そうした米国の警戒感の矛先となったのが、短期間で世界トップクラスの巨大通信機器会社に急成長した華為技術(ファーウェイ)である。中国が将来の経済・軍事覇権のカギを握るデジタル技術においてもキャッチアップしているとの危機感は我々が想像する以上に強い。

 それを反映したのが、先に述べた国家安全保障戦略であり、ペンス演説である。この他に、中国の技術移転戦略(18年1月)、通商製造政策局(OTMP)リポート(18年6月)、米国の国防産業基盤とサプライチェーン報告書(18年10月)、米中経済安全保障調査会年次報告書(18年11月)などにおいて、警戒感と危機感が示され、対中輸出・投資規制の強化の必要性が強調された。

ペンス副大統領(手前左)は中国の台頭に警戒心をあらわにする(写真:共同通信)
ペンス副大統領(手前左)は中国の台頭に警戒心をあらわにする(写真:共同通信)

 こうした危機感は党派を超えて共有されており、連邦議会の対応も厳格化している。例えば、外国投資リスク審査近代化法(FIRRMA)や輸出管理改革法による対応である。総じて、中国が違法・不適切な手法も含め、米国の技術的優位を突き崩そうとしているとみなし、これに全面的に対抗していくとの姿勢が明らかになっている。

世界を分断する「デジタル・鉄のカーテン」

 以前、私はあるテレビの討論番組で「デジタル・鉄のカーテン」という言葉を使って、世界のデジタル技術体系が米中二極化に向かう可能性を示唆した。ファーウェイ問題はその始まりとも言える。すなわち、米国のファーウェイ締め出し措置が「5G」など先端技術に関係する西側のサプライ・チェーンからの中国排除につながっていけば、短期的には、中国のハイテク企業は大きな打撃を受け、ZTE(中興通訊)制裁のケースで明らかになったように、中国の⾃信を傷つけるだろう。しかし、中長期的には、それは中国を独⾃の技術体系の構築にまい進させ、世界はかつての冷戦時代の「鉄のカーテン」に擬せられる「デジタル・鉄のカーテン」によって2つの技術体系を持つ陣営に分断されるかもしれない。

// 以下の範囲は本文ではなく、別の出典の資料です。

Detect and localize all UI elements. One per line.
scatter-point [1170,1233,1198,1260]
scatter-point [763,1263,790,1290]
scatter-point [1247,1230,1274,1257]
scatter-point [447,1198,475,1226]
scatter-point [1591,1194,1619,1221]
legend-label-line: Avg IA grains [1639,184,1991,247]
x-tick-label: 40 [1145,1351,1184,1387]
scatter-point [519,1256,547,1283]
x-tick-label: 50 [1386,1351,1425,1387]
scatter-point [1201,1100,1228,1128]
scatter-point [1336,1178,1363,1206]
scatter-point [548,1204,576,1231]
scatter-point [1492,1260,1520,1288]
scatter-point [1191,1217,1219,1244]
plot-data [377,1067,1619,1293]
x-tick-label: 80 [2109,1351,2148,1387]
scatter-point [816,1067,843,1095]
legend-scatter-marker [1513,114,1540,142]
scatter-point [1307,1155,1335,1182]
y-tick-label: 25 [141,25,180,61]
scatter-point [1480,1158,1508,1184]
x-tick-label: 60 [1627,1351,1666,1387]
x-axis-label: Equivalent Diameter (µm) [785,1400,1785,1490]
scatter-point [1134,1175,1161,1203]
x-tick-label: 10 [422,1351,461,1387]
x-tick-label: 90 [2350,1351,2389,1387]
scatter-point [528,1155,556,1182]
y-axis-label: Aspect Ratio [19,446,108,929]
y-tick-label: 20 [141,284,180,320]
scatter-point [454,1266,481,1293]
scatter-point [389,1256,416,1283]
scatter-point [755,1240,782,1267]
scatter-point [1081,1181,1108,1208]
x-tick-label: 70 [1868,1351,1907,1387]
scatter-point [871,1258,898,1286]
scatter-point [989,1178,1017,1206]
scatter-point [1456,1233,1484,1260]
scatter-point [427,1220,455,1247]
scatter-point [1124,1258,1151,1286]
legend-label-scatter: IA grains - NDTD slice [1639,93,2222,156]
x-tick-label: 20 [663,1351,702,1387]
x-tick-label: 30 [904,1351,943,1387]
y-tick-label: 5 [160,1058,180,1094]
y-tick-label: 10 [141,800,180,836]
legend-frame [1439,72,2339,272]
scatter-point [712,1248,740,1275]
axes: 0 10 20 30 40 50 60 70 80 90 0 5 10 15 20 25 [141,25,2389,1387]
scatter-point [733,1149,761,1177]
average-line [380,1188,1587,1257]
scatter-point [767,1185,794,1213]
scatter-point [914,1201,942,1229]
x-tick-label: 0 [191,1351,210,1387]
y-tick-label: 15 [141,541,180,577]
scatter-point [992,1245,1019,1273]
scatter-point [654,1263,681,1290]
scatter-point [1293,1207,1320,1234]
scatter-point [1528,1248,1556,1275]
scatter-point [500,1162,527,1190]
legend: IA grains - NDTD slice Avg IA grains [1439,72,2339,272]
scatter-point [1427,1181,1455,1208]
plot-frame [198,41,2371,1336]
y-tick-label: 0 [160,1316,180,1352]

 貿易戦争はナショナリズムを刺激する。中国指導部も弱腰は見せられない。昨年7月、中国商務省は声明を発し、「打つことを望まないが、打つことを恐れもしないし、必要となれば打たざるを得ない」という原則的立場を明らかにしたが、その後の展開は中国政府を「打たざるを得ない」状況に追い込んでいる。

 今年5月の米中貿易協議では、米国が、主権と平等(米との対等)にこだわる中国の土壇場での譲歩拒否を非難して、追加関税の発動を決定し、これに対し、中国も報復関税で対抗する構えを取った。そして、⺠族感情が動員される。中国国営中央テレビは、中国⼈⺠志願軍が⽶軍を押し返した朝鮮戦争を題材にした映画を放映し、「愛国」を高揚する。